Despite an explosion of content competing for our attention, Hollywood retains a powerful grip on global popular imagination.
Big name film stars set trends with their fashion choices whilst merchandise sales tied to the biggest blockbusters – Star Wars is a prime example – can be worth hundreds of millions of dollars.
But cinema’s emotional power also holds sway over other aspects of our lives, sometimes in unexpected and surprising ways. In a research study with colleagues at NUS Business School and Renmin University in China, we found that the emotional impact of movies also has a significant influence on stock price returns.
Several academic studies have revealed a range of factors that influence investor sentiment and hence drive stock returns. High profile disasters such as air crashes or terrorist attacks for example, depress investor sentiment and therefore lead to lower stock returns.

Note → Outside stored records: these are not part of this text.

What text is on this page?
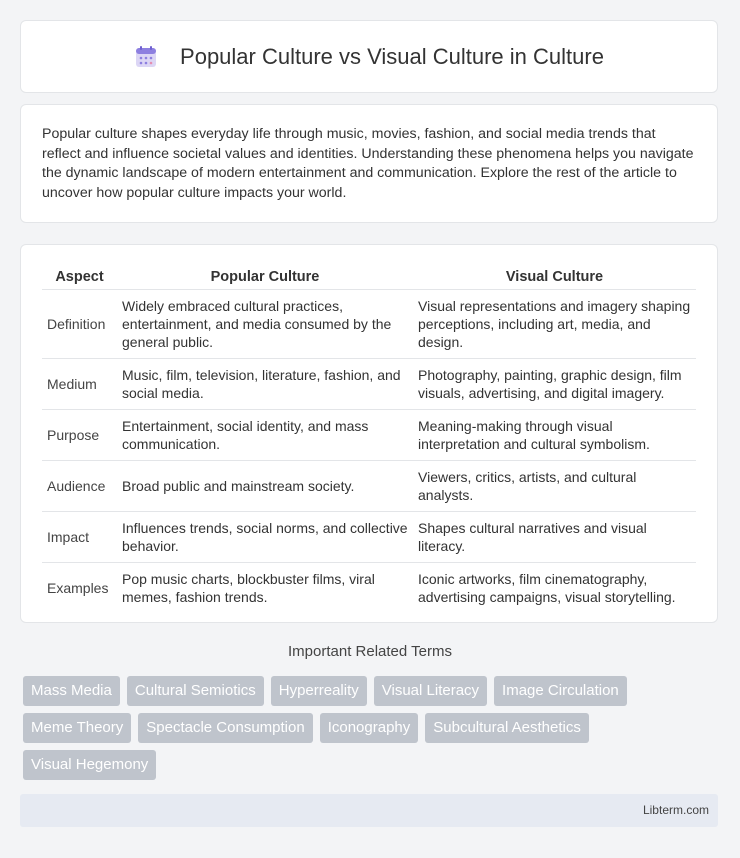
Popular Culture vs Visual Culture in Culture

Popular culture shapes everyday life through music, movies, fashion, and social media trends that reflect and influence societal values and identities. Understanding these phenomena helps you navigate the dynamic landscape of modern entertainment and communication. Explore the rest of the article to uncover how popular culture impacts your world.

Aspect	Popular Culture	Visual Culture
Definition	Widely embraced cultural practices, entertainment, and media consumed by the general public.	Visual representations and imagery shaping perceptions, including art, media, and design.
Medium	Music, film, television, literature, fashion, and social media.	Photography, painting, graphic design, film visuals, advertising, and digital imagery.
Purpose	Entertainment, social identity, and mass communication.	Meaning-making through visual interpretation and cultural symbolism.
Audience	Broad public and mainstream society.	Viewers, critics, artists, and cultural analysts.
Impact	Influences trends, social norms, and collective behavior.	Shapes cultural narratives and visual literacy.
Examples	Pop music charts, blockbuster films, viral memes, fashion trends.	Iconic artworks, film cinematography, advertising campaigns, visual storytelling.
Important Related Terms
Mass Media	Cultural Semiotics	Hyperreality	Visual Literacy	Image Circulation
Meme Theory	Spectacle Consumption	Iconography	Subcultural Aesthetics
Visual Hegemony
Libterm.com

Likewise lack of sunshine or poor air quality caused by pollution have both been linked to depressed returns, while another study found stock returns are affected by lunar phases. Stock returns have also been found to have predictable patterns around social events such as national holidays and religious festivals, with high returns preceding these days, probably due to the positive boost they give to investor sentiment.
Indeed investor sentiment has been shown to have a close association with stock fluctuations, calling into question the classical economic view that sees investors as rational actors and stock prices as random and unpredictable.
In the field of behavioural research, several other academic studies have shown that movie exposure can alter audience behaviour. For example, one study by researchers at the University of California found that larger audiences for violent movies was associated with a same day reduction in violent crimes.
What intrigued us was whether movie sentiment, demonstrated by a film’s box office takings, has a similar effect on investor behaviour.
Using data from daily stock trades and movie websites Box Office Mojo and Rotten Tomatoes over a 12 year period we found that high box office takings for action-adventure movies leads to a two-basis-point rise in next-day stock market return.
We also found that certain types of stocks – those that are small-scale, young, volatile, unprofitable, non-dividend paying, or that see extreme growth – are more susceptible to the effects of movie sentiment. This is because individuals drawn to more speculative investments, and who tend to have their mood elevated by exposure to action-adventure movies, inherently prefer to deal in these kind of stocks.
Moreover our study showed the effect on stock returns was especially pronounced when movies with strong reviews from film critics and with higher audience ratings are being shown.
For our research we looked in particular at the impact of action-adventure movies, as psychological studies have shown that this genre of film provokes the most intense emotional reaction – a state most likely to drive investors to more risk-taking behaviour. The action-adventure genre is also by far the most popular, accounting for more than half of the top 50 highest grossing films of all time in the US.
From the data we gathered in our study, we found that a high box office for these types of films lead to a greater investor propensity to speculate, in turn fuelling an overvaluation of stocks reflected by an increase in stock returns.
This reflects the fact that among the various movie genres including romances, comedies and dramas, action-adventure films are conceptually the kind most closely related to issues of risk and uncertainty.
Our study also showed that the impact of movie sentiment on stock returns intensified on days approaching weekends, and was noticeably weaker on days immediately after. This suggests that movie sentiment amplifies a day-of-the-week effect on stock returns found by other studies.
These findings are significant because they show that movie sentiment is a significant factor, among several others, in predicting stock returns because of their impact on investor moods.
This also adds to growing evidence from the fields of psychology and behavioural finance that contradict the assumptions of traditional asset pricing theory that investors are perfectly rational.
Instead our study supports the case that investors are subject to behavioural biases – shaped by their moods – which drive their decisions away from what economists would regard as the most optimal and rational choices.
This mood variability is what shapes investors’ views – whether right or wrong – about investment risks and future cash flows, in turn leading to overvaluation or undervaluation of stock returns.
From our study we found clear evidence to identify action-adventure movies as a source of investor sentiment, with movie quality – determined by professional critic reviews and audience ratings – being a major determinant of its impact.
Ultimately our findings reveal that the impact of a night at the cinema can be about more than just a couple of hours of escapism in the company of a box of popcorn and, if we’re lucky, a significant other.
It can also play a significant role in shaping our financial fortunes too.